The outlined costs in our proposal are meticulously calculated to drive impactful advancements in the development of Security Oracles within the Cardano ecosystem. This initiative aims to address critical gaps in smart contract security, emphasizing not only immediate security enhancements but also the attraction of a more extensive user base and increased trust in the system's reliability.

These costs are justified by the anticipated outcomes, focusing on bolstering security measures and establishing Cardano as a secure and trustworthy platform for decentralized applications. The envisioned value created by fortifying the Security Oracles system transcends the initial investment. This project is poised to fortify the ecosystem, instilling confidence and reliability that far surpasses the project's initial expenses.

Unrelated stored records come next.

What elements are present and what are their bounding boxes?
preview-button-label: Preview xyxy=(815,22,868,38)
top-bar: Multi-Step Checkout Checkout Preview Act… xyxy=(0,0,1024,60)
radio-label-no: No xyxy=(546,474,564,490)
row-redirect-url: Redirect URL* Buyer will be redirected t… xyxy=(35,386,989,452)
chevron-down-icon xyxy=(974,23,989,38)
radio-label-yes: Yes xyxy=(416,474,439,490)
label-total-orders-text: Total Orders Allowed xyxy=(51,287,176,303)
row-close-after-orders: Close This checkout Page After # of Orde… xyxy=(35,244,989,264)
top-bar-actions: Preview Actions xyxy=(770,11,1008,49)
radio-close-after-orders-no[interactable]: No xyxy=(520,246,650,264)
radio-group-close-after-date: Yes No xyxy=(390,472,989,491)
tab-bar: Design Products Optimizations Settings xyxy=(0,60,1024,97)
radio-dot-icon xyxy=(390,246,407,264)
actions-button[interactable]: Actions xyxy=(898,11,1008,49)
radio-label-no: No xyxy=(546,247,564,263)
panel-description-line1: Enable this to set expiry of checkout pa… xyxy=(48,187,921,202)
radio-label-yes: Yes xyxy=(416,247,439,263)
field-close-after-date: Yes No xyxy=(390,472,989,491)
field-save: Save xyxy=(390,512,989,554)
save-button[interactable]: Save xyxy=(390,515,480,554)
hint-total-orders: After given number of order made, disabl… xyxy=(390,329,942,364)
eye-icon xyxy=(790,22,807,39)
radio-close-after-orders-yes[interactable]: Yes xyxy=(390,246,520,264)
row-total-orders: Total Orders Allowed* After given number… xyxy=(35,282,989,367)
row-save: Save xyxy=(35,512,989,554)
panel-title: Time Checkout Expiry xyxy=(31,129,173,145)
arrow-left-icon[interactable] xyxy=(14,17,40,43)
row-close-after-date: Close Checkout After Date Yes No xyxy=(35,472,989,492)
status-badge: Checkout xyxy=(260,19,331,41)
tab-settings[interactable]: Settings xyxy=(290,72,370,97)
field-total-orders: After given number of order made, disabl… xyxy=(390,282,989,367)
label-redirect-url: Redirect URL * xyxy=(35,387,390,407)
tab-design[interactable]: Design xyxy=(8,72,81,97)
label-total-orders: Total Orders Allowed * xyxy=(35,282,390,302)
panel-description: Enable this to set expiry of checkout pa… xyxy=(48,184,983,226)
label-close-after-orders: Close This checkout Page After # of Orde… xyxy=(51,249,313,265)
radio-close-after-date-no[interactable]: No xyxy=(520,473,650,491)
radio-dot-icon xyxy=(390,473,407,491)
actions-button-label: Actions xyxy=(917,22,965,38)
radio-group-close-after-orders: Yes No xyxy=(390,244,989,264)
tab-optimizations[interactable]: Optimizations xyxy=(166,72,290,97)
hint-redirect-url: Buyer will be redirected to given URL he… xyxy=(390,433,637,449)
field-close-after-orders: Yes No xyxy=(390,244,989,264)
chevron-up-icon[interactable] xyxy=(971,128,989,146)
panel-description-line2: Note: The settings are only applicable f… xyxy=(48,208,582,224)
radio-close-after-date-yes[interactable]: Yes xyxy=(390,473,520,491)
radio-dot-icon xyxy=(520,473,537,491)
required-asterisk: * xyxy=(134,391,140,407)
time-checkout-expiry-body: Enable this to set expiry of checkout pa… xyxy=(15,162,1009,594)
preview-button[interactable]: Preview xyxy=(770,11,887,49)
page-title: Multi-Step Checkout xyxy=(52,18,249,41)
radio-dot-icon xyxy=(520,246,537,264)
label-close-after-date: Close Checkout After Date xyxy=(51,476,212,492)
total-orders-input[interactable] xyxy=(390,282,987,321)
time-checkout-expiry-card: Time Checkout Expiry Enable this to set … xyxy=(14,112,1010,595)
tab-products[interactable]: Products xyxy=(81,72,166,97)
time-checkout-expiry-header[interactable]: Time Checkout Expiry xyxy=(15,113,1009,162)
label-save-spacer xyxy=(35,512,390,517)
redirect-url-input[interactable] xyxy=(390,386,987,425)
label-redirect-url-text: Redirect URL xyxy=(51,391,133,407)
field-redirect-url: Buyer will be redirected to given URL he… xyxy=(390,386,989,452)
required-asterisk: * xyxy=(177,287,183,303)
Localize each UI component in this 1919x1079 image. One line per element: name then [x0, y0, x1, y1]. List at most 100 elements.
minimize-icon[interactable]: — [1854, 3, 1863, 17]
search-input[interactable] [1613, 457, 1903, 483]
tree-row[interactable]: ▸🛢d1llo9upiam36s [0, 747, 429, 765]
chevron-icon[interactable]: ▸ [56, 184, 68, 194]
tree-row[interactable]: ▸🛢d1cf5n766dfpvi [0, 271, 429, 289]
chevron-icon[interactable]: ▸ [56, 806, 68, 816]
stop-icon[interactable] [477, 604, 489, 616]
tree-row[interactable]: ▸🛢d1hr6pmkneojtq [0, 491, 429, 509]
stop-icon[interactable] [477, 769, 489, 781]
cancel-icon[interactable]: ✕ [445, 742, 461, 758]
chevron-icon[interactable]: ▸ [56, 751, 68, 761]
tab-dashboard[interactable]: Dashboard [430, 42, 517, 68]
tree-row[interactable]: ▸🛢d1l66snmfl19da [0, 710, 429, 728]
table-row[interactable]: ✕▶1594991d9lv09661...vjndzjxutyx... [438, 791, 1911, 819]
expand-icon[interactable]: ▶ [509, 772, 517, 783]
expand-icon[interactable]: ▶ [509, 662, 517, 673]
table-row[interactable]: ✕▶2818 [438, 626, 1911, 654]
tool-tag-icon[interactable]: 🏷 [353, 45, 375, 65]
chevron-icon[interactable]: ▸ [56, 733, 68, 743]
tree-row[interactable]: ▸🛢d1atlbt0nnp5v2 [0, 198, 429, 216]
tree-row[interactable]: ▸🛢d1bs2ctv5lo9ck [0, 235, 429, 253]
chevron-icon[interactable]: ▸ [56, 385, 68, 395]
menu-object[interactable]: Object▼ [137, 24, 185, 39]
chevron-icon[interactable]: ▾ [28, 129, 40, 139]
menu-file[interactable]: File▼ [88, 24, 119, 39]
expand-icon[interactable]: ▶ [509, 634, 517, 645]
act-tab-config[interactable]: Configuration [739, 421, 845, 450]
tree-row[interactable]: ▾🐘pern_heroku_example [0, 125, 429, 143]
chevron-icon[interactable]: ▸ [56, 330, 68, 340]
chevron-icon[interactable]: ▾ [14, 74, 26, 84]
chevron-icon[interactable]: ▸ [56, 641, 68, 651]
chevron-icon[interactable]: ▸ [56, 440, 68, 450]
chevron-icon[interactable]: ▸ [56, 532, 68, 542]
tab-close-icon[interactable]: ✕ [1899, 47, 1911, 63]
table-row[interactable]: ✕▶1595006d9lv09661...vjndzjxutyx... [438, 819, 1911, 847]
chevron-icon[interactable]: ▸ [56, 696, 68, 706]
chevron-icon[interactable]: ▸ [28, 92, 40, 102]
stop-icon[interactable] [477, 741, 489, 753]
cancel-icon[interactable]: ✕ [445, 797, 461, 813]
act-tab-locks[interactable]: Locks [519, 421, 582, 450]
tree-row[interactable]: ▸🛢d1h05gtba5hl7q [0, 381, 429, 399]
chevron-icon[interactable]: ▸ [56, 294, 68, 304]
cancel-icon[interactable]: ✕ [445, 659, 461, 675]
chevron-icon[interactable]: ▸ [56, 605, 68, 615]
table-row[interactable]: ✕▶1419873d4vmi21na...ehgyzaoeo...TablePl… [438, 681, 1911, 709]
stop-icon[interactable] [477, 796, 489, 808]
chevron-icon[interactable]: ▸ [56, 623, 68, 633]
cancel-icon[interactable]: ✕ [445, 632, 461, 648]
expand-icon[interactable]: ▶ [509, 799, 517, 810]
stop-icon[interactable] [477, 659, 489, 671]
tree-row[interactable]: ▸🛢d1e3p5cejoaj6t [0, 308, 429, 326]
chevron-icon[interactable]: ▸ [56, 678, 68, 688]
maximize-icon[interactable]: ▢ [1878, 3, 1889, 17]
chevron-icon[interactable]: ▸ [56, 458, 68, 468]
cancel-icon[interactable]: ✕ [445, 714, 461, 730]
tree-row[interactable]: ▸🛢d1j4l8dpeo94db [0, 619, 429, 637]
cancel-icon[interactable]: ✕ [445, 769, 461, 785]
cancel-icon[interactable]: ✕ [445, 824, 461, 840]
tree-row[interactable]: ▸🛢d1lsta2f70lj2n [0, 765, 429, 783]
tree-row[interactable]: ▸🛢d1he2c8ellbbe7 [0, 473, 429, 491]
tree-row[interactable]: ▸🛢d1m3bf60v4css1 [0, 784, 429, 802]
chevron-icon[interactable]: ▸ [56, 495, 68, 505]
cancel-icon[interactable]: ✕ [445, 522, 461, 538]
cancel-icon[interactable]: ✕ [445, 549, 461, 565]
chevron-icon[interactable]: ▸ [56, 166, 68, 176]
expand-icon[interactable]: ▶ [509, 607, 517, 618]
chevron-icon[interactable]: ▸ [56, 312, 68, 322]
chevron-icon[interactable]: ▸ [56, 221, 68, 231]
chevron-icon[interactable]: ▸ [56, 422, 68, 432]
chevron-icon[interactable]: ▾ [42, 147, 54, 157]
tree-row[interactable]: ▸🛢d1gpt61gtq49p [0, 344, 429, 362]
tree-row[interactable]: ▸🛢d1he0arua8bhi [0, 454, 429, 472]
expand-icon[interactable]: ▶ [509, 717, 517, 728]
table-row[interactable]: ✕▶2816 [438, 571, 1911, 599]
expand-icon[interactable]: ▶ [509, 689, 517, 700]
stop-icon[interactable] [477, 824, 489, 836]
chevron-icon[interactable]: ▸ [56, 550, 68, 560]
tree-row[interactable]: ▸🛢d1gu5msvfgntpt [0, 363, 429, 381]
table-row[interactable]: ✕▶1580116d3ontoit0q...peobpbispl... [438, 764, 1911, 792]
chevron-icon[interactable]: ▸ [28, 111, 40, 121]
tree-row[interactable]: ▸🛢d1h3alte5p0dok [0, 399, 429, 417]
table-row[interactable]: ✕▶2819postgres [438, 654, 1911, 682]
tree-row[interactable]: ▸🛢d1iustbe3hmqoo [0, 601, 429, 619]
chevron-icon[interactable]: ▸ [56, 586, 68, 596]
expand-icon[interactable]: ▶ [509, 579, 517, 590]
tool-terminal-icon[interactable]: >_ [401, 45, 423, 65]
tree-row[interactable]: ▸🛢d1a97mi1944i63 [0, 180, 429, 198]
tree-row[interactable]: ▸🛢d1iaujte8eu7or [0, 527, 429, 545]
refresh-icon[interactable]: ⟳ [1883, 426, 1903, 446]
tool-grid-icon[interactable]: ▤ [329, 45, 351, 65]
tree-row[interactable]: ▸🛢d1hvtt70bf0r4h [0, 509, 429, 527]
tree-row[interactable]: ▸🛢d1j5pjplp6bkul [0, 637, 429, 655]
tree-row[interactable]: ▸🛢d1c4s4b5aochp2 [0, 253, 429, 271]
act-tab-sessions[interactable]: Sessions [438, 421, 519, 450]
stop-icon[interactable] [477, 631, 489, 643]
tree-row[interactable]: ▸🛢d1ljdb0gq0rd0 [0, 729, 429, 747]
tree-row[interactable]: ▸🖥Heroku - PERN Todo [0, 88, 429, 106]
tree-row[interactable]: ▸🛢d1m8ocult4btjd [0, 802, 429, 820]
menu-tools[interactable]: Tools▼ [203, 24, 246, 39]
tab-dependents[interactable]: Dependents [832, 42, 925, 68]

Leveraging our team's extensive expertise in cybersecurity, blockchain technology, and collaboration with leading experts, we ensure judicious allocation of funds to achieve tangible and robust security solutions. Our ultimate goal is to establish a long-lasting security infrastructure for the Cardano community, making smart contracts more resilient, trustworthy, and attractive for developers and users alike.

[IMPORTANT NOTE] The Applicant agrees to Fund Rules and also that data in the submission form and other data provided by the project team during the course of the project will be publicly available.